Chapter IV: Arithmetic Logic Units in NetBurst Micro-Architecture
This chapter is going to be devoted to ALU units of the NetBurst micro-architecture, including double-frequency ALUs.
As you remember, the major task of the Pentium 4 micro-architecture is to increase the performance by raising the working frequency. To increase the frequency, we need to perform major integer operations as fast as possible. However, the integer units differ a lot in complexity because so do the operations they execute: some of them are very complex and some of them are simple.
However, Intel engineers found a very unusual but efficient way of increasing the integer operations execution. All uop-s that come to ALU can be performed by two types of units: one [integer] slow ALU and two [integer] fast ALUs. The first unit can process quite a big number of integer operations, in particular it deals with most complex integer operations. At least this was what we thought about it at first, judging by its name. The reality, however, is going to be much more sophisticated. But let’s not rush ahead of time now.
Two fast ALU units are much more interesting and much narrowed specified. They are intended for simple integer operations, such as calculating the sum of two integers. But they perform this addition much faster than the slow ALU would have done it, because they work at double the processor clock frequency. It means that a CPU working at the actual core clock frequency of 3GHz has some units working at 6GHz (note that fast ALU are not the only units working at the double processor frequency, they are just a part of a much bigger system). We would like to point out that these two units are not identical: fast ALU 0 is more universal than fast ALU 1 and knows to execute much more commands.
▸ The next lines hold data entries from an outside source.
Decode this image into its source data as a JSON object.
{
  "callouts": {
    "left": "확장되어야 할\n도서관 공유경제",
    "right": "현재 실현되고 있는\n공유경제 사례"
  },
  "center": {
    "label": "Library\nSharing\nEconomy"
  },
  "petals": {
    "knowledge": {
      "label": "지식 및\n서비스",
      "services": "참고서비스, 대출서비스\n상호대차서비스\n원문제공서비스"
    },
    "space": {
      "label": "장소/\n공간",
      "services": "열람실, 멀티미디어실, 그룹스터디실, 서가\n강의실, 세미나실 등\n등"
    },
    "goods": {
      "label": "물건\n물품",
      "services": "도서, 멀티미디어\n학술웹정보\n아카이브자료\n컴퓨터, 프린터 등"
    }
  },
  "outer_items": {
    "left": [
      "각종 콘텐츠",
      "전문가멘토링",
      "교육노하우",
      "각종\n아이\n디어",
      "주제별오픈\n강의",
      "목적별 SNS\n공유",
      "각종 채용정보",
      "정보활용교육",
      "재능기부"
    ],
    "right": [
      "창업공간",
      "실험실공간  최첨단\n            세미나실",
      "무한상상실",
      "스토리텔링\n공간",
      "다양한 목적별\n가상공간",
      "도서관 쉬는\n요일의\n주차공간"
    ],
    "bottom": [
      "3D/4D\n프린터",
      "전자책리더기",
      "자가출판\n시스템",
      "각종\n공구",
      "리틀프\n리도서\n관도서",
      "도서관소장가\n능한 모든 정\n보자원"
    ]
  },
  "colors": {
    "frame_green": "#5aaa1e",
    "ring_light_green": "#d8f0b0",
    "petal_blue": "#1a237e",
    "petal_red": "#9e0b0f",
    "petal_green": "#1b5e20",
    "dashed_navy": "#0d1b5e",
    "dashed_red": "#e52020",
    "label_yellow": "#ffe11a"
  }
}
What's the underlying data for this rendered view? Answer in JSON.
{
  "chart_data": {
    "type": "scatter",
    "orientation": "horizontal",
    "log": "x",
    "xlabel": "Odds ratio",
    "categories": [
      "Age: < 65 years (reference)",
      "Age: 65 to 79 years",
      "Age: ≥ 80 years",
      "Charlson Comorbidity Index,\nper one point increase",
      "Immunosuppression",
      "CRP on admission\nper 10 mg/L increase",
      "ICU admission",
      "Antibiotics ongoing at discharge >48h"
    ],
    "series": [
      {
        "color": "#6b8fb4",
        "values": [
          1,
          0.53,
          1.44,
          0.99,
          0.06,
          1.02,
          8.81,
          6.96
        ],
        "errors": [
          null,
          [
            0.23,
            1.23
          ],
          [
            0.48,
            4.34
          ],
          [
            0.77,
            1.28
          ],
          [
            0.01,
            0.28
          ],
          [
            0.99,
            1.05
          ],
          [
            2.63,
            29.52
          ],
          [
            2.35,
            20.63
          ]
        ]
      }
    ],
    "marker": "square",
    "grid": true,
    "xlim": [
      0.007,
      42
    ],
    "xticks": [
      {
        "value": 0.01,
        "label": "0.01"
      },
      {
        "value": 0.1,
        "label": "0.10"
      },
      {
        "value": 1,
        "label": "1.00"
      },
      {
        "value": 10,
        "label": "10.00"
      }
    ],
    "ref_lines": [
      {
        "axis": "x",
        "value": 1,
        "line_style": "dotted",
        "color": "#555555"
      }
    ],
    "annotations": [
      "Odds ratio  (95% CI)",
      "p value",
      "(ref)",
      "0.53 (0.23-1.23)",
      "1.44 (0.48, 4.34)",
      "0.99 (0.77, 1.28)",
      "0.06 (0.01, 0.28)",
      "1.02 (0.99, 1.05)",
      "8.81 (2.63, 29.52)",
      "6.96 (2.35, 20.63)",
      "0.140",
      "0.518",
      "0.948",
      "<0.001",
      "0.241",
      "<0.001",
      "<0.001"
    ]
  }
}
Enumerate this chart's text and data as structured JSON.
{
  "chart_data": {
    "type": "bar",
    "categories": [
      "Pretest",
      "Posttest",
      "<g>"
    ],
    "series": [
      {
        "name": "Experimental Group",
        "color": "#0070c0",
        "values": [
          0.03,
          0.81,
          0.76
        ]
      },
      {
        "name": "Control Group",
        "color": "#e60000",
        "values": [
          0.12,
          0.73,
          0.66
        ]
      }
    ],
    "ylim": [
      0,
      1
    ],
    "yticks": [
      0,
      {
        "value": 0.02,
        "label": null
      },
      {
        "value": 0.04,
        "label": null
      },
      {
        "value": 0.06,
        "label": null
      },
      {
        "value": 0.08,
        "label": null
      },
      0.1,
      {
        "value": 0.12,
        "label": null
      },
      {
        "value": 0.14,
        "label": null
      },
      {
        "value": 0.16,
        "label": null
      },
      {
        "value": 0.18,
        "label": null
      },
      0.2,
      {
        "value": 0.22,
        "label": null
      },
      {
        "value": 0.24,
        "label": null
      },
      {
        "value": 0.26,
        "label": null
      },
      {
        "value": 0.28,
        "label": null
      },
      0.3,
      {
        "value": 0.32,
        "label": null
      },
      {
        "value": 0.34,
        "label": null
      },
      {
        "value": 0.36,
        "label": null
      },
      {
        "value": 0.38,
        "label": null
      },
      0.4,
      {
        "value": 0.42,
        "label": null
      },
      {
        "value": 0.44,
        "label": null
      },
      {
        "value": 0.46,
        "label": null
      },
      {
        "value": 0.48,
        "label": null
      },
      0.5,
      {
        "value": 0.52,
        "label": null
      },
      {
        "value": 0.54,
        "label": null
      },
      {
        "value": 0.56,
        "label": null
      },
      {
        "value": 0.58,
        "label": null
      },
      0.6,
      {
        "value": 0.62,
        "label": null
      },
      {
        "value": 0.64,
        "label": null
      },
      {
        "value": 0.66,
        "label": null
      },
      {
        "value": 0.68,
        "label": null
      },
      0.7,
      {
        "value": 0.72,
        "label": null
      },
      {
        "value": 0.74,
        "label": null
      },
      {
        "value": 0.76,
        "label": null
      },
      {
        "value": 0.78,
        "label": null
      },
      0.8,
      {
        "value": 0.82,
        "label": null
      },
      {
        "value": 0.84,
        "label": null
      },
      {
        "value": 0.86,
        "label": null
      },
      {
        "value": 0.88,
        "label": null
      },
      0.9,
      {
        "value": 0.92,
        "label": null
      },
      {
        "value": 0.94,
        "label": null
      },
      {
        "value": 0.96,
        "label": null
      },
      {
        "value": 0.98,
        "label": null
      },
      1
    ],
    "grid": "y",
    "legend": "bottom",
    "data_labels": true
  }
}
But the most important is the following: in order to make it easier to speed up this part of the CPU, fast ALU consists of two 16bit wide “sub-units”, which are shifted by one stage from one another. The numbers addition is split into a few stages, so that to reduce the amount of work to be done at each stage, so that the ALU working frequency could get higher. Note that right now we are talking about the Northwood core. Prescott core is completely different at this point.
As a result, fast ALU processes numbers “by halves”. But it does it not every clock cycle but twice as fast, every half a cycle (they are called ticks). To be more exact, it works at its own frequency which is twice as high as the rest of the CPU frequency (let me call it nominal frequency). Let me remind you that when we speak of the frequency “rest of the CPU” works at we exclude Trace cache (which works at twice as low frequency as the data cache), and a few other units working at twice the CPU frequency, just like fast ALU. Each process in fast ALU is synchronized with a half of the nominal processor clock. As a result, each clock of the fast ALU is as long as only half of the “nominal” clock. All units working at twice the processor frequency are called Rapid Execution Engine, although now there is a tendency towards using this term in a broader meaning. So, let’s sum it all up now. In the Pentium 4 processor there are units that work at different frequencies at the same time: Trace cache works at half the nominal core frequency, Rapid Execution Engine (including fast ALU and the corresponding managing units) works at twice the nominal core frequency, and all the other processor units – at the nominal core frequency.